In Deinem Brief vom 15.9. mochtest Du ja einen Luftsprung machen können. Einfach fabelhaft wär das ja. Ich tät Dir auch einen ganz prima Bohnenkaffee kochen!
Ich hab die Nase voll, habe s mich gestern freiwillig zur Infanterie gemeldet.
... vor 2 Jahren war der Westfeldzug beendet und ich zum ersten mal [sic] auf Urlaub. ... Vor ungefähr einem Jahr hab ich Dir mal einen Brief geschrieben, den ich aber noch heute in meinem Besitz habe.
Aber jetzt ist die Stimmung futsch, wie weggeblasen. Von mir bekommst Du keine Marke wieder. ...
Ich bin ja auch jeden Tag von morgens 5 - bis abends 9. 10 auf den Beinen aber wir passen schon auf das [sic] wir uns kein Bein ausreißen.
... es ist ja alles so furchtbar aufreibend. Jeden Tag sieht man die Urlauber fahren und selber kann man nicht dran denken.
Ich bin so voller Freude, weiß garnicht wie das kommt!
Denn was uns blüht wenn wir den Krieg verlieren, sehen und haben wir tag täglich vor Augen – es ist ein Bild des Grauens –
Hinzu kommen dann die Sonderurlauber. Die einen fahren, weil sie Bombenschäden zu Hause haben, und die anderen zum Heiraten. ... Und ich war im März 41. zuletzt zu Haus.
Das Wetter ist prima, Stimmung: (Scheiße!!!!!) muß. Gott sei Dank, wir haben noch einige Flaschen Likör. Andere fahren auf Urlaub, wir werden Horst-Wessel-Urlaub nehmen!
Ein Fo[u]rier hat sozusagen für das leibliche Wohl der Kameraden zu sorgen. Jeden 3. Tag fahr ich zum Armee-Verpflegungsamt und empfange dort Fleisch, Wurst, Brot, Eier, Erbsen, Nudeln, Käse, Butter, Kartoffel, kurzum alles was eine Truppe zum[...]
In der Hoffnung, daß Dir der Inhalt dieses Päckchens gut bekommt, wünsch ich Dir das allerbeste …
In diesem Brief lege ich Dir nun noch eine „Luftfeldpost“-Marke bei. Die klebst Du dann auf solchen Brief der mich … sehr schnell erreichen soll. Statt Feldpost mußt Du dann „Luftfeldpost“ (rot unterstrichen) draufschreiben.
Denn da wollen wir uns mal darüber klar sein: der Krieg dauert noch viel länger als die meisten Leute annehmen.

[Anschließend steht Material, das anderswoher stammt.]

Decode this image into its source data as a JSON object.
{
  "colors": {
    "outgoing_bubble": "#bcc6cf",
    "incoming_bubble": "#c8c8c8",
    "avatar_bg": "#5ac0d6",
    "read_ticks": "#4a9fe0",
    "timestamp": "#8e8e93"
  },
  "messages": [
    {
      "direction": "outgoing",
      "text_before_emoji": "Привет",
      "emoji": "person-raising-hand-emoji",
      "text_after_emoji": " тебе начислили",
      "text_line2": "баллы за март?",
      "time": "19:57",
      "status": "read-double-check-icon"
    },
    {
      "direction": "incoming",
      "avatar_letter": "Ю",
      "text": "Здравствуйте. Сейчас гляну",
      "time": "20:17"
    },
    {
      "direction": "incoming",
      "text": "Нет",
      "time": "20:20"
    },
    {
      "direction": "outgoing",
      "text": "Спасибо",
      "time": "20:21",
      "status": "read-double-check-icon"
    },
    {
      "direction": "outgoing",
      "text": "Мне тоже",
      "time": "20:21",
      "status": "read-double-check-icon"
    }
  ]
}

Und da muß man frei sein, von Schwarzseherei.
In dieser neuen Einheit bin ich stellvertretender Furier (Verpflegungsminister) geworden. Ich gehöre folgedessen mit zum Küchenpersonal … Von Krieg spürt man hier nichts mehr. Dies ist hier, wie der Landser sagt, eine Art Lebensversicherung.

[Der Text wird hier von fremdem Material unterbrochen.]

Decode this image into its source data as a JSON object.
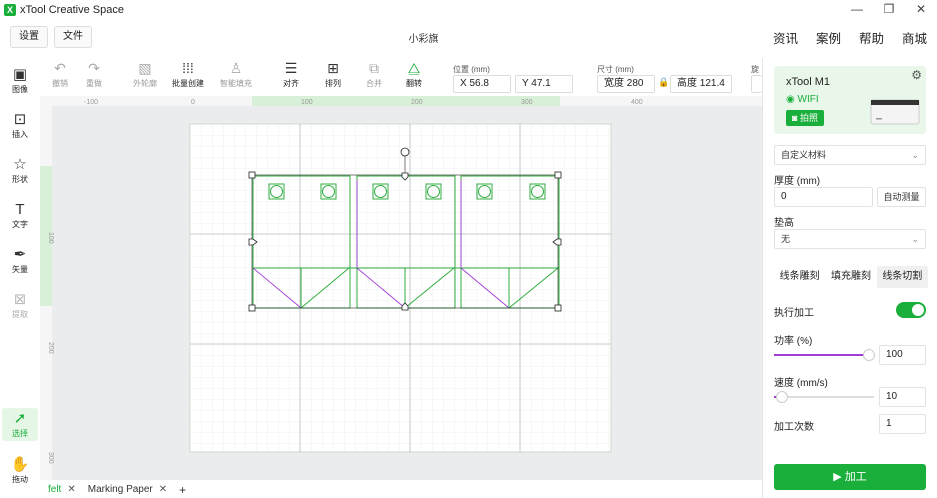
{
  "app": {
    "title": "xTool Creative Space",
    "logo": "X"
  },
  "window": {
    "minimize": "—",
    "restore": "❐",
    "close": "✕"
  },
  "menubar": {
    "settings": "设置",
    "file": "文件",
    "doc_title": "小彩旗",
    "links": [
      "资讯",
      "案例",
      "帮助",
      "商城"
    ]
  },
  "toolbar": {
    "undo": "撤销",
    "redo": "重做",
    "outline": "外轮廓",
    "batch_create": "批量创建",
    "smart_fill": "智能填充",
    "align": "对齐",
    "arrange": "排列",
    "combine": "合并",
    "flip": "翻转",
    "position_label": "位置 (mm)",
    "x_value": "X  56.8",
    "y_value": "Y  47.1",
    "size_label": "尺寸 (mm)",
    "width_value": "宽度  280",
    "height_value": "高度  121.4",
    "rotate_label": "旋"
  },
  "leftbar": {
    "items": [
      {
        "label": "图像",
        "icon": "image-icon"
      },
      {
        "label": "插入",
        "icon": "insert-icon"
      },
      {
        "label": "形状",
        "icon": "shape-icon"
      },
      {
        "label": "文字",
        "icon": "text-icon"
      },
      {
        "label": "矢量",
        "icon": "vector-icon"
      },
      {
        "label": "提取",
        "icon": "extract-icon"
      },
      {
        "label": "选择",
        "icon": "select-icon"
      },
      {
        "label": "拖动",
        "icon": "hand-icon"
      }
    ]
  },
  "ruler": {
    "h_ticks": [
      "-100",
      "0",
      "100",
      "200",
      "300",
      "400"
    ],
    "v_ticks": [
      "100",
      "200",
      "300"
    ]
  },
  "tabs": [
    {
      "name": "felt",
      "close": "✕"
    },
    {
      "name": "Marking Paper",
      "close": "✕"
    }
  ],
  "tab_add": "+",
  "device": {
    "name": "xTool M1",
    "wifi": "WIFI",
    "photo": "拍照"
  },
  "material": {
    "selected": "自定义材料"
  },
  "thickness": {
    "label": "厚度 (mm)",
    "value": "0",
    "auto_measure": "自动测量"
  },
  "raise": {
    "label": "垫高",
    "selected": "无"
  },
  "modes": {
    "tabs": [
      "线条雕刻",
      "填充雕刻",
      "线条切割"
    ],
    "active_index": 2
  },
  "execute": {
    "label": "执行加工",
    "enabled": true
  },
  "power": {
    "label": "功率 (%)",
    "value": "100",
    "fraction": 0.95
  },
  "speed": {
    "label": "速度 (mm/s)",
    "value": "10",
    "fraction": 0.08
  },
  "passes": {
    "label": "加工次数",
    "value": "1"
  },
  "process_button": "加工",
  "colors": {
    "accent": "#1aae3a",
    "slider": "#a13cd6"
  }
}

Ach Du müßtest ja mal hier und dann dabei sein wenn ich so schreibe. Sämtliche 3 Bilder von Dir stehen dann auf dem Tisch.
Verdammt noch mal, ich möchte auch endlich mal auf Urlaub fahren. … Wenn Du diesen Brief erhältst haben wir wohl gerade Pfingsten.

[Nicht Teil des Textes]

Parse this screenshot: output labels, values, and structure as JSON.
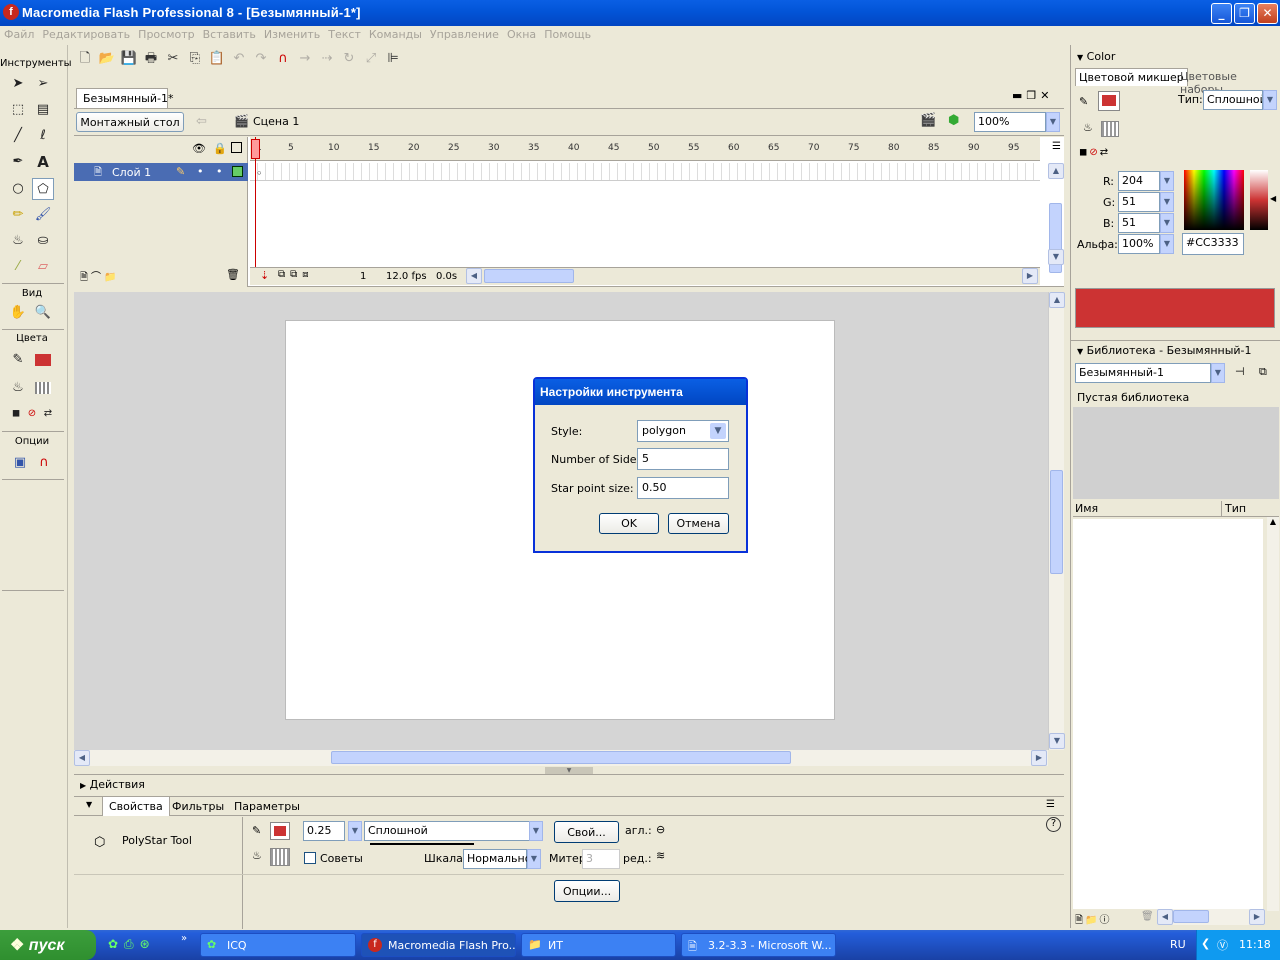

Landschaftlich gesehen bin ich in ein Paradies gekommen. Ein in Russland sehr bekannter Luftkurort. Herrlich, sag ich Dir. Und außerdem noch weitab vom Schuß.
Ich weiß daß Du hin und wieder mit einem Landser ausgehst, darüber bin ich Dir ja auch nicht im geringsten böse. Aber ich bitte Dich nun nochmal, schreib mir das nicht wieder es kommt wirklich nichts dabei heraus. Ich weiß nicht, jedesmal wenn Du mir[...]
Wenn nun daran unsere Liebe in die Brüche geht, brauchen wir darüber nicht traurig sein, denn dann ist es garkeine gewesen.
Ich hab Dir nun schon so oft gebeten mir nicht zu schreiben das Du mit einem Soldaten aus gewesen bist oder von einem Post bekommen hast. Ich bin da in dieser Zeit einfach nicht für aufnahmefähig.